Neue Herausforderungen

Die Entwicklungen im Schwergutsektor bleiben folglich spannend. Im gleichen Zuge verändern sich jedoch auch die Anforderungen an Transportdienstleister in diesem Bereich und werden immer anspruchsvoller. «Vor allem Unternehmen aus der Öl- und Gasindustrie gehen derzeit immer stärker dazu über, vor der Auftragsvergabe ein immer höheres Mass an Qualifikationen von uns zu verlangen», führt Bielfeld aus.
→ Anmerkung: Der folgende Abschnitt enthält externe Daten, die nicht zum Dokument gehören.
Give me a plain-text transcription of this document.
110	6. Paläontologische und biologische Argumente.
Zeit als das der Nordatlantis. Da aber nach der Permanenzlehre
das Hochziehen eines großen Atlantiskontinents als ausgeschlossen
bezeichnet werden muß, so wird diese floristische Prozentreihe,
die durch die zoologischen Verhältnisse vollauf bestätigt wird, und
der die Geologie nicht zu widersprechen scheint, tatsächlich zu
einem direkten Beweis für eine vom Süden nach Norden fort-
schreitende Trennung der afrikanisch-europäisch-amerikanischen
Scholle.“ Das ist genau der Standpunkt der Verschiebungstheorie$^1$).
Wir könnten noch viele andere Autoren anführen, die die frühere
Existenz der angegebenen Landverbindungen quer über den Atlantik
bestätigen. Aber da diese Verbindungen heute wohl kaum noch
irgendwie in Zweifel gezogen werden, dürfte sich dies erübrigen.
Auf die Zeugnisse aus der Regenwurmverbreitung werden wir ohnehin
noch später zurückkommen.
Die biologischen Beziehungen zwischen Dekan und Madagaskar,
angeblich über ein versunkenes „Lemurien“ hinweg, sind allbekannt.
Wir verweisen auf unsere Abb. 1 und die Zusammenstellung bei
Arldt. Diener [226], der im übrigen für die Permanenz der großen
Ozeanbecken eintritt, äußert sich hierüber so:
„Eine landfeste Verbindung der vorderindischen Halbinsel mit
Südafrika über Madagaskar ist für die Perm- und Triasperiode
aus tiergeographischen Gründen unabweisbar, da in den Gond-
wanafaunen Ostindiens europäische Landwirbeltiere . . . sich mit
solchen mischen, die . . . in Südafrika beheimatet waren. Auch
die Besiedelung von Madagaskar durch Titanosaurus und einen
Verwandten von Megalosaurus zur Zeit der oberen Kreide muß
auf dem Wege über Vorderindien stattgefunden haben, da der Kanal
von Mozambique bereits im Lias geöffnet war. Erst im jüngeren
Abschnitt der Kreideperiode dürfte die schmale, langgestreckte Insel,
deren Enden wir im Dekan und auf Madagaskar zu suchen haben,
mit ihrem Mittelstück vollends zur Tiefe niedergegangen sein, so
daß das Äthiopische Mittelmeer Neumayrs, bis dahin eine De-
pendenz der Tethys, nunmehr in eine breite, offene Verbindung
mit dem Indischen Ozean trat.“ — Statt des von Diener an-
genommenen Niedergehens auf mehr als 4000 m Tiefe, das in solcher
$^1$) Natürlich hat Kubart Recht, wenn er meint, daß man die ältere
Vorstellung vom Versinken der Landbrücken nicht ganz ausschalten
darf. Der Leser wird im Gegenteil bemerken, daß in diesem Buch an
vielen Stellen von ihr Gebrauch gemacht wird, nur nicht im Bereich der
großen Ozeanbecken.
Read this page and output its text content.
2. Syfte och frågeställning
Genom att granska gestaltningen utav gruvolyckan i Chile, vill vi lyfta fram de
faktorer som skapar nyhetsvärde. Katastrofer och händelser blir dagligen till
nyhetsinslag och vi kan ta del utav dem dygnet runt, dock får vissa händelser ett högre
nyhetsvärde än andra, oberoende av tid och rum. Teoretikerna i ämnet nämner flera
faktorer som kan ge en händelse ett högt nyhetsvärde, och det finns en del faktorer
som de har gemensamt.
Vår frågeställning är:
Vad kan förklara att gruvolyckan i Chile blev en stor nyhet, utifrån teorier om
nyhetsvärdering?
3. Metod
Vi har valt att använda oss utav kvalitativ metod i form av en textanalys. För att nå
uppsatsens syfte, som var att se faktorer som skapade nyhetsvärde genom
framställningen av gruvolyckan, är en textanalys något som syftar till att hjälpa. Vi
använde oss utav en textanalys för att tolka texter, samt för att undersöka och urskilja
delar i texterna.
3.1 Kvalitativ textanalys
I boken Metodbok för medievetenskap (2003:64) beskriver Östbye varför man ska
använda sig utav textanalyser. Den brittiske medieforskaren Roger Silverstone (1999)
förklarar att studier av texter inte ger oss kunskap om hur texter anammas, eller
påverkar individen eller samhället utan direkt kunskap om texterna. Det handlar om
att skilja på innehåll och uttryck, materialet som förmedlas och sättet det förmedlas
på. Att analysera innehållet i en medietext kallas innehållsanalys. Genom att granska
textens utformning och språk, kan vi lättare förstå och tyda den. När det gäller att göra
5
Insbesondere das Management von Compliance, Qualität, Arbeitssicherheits-, Gesundheits- und Umweltschutzanforderungen sowie im Personalbereich entwickle sich für Transportdienstleister im Schwergutbereich zu einem immer wichtigeren Aspekt, so der Projekt-Spezialist.

Auch in Bezug auf Personal stehen viele Reeder und andere am Transport beteiligte Unternehmen häufig vor grossen Schwierigkeiten. Gut qualifiziertes Personal für die anspruchsvolle Abwicklung von Projektladung ist in den meisten Regionen nicht einfach zu finden, was durch die zunehmende Praxis vieler Reeder, auch in entfernteren Regionen der Welt eigene Büros zu eröffnen, noch verstärkt wird.

 

Blick in die Kristallkugel

Die momentanen Marktbedingungen sind für viele Reeder bereits heute nur schwer tragbar, vielerorts operieren Unternehmen vor allem aufgrund niedriger Raten nicht kostendeckend. Bis Ende des laufenden Jahres wird sich an dieser Situation aber wahrscheinlich nichts ändern. Es könnte vielmehr noch schlimmer kommen: «Aufgrund der harten Konkurrenz um Ladung von Reedern aus dem Container- und Massengutbereich gehe ich davon aus, dass sich die Situation im Schwergut- und Projektgeschäft in den kommenden Monaten noch verschärfen wird, bevor sie sich mittelfristig durch eine Erholung in der Containerschifffahrt wieder entspannt», erklärt Oatway. Die Entwicklung der weltweiten Wirtschaft spielt in diesen Zusammengang natürlich eine Hauptrolle. Erste Zeichen einer positiveren Entwicklung in der «alten Welt» deuten sich in diesem Zusammenhang derzeit insbesondere in den USA an. Eines scheint jedoch sicher: Es liegt vor allem auch an den Reedern selbst, der momentanen Versuchung von verhältnismässig niedrigen Preisen für Neubauten zu widerstehen und den Markt nicht mit Tonnage zu überschwemmen.